Autumn bounty, Kamama Farm, Madison County
We live throughout WNC. We are working to build the local Weston Price community, in mutual support between small-scale local farms, food producers and food consumers.
Specifically, we aim to spend 50% of our food dollars with these local, sustainable, and regenerative sources.
The modern, industrial food system is stripping nutrition from its products. We pay far more than the sticker price for degraded “food-like substances,” as described by food writer Michael Pollan. The US spends more than any other “advanced” country on “health care,” in return for the worst outcomes. Let’s not depend on that.

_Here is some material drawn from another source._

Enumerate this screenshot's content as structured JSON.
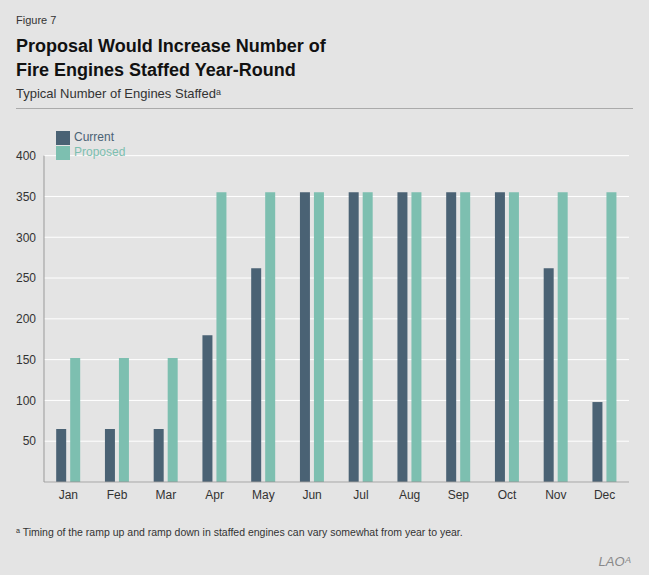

Literally, nutrient dense foods provide so much more nutrition, with potentially huge differentials in human health. This is the core message of Dr. Price’s research. Factory farms don’t do this. Small, local farms do this – providing us with the freshest foods, enriched by healthy soils, fresh air and sunshine, where plants and animals co-exist in their natural cycles of life. When crops and livestock are nourished consistent with their natural biology, they can pass to us the most optimum nutrient density to support our own biology.
Our name is inspired by the Buncombe Turnpike, an 1800s-era farm-to-market road from Tennessee through Asheville, and down the Saluda grade to Charleston, SC. We seek to grow our own trade routes.
This is not about pressure, or being healthier than thou. We all live in this world. We all have stuff we need to heal from. We share a journey. We savor the company and the caring of people who feed us well.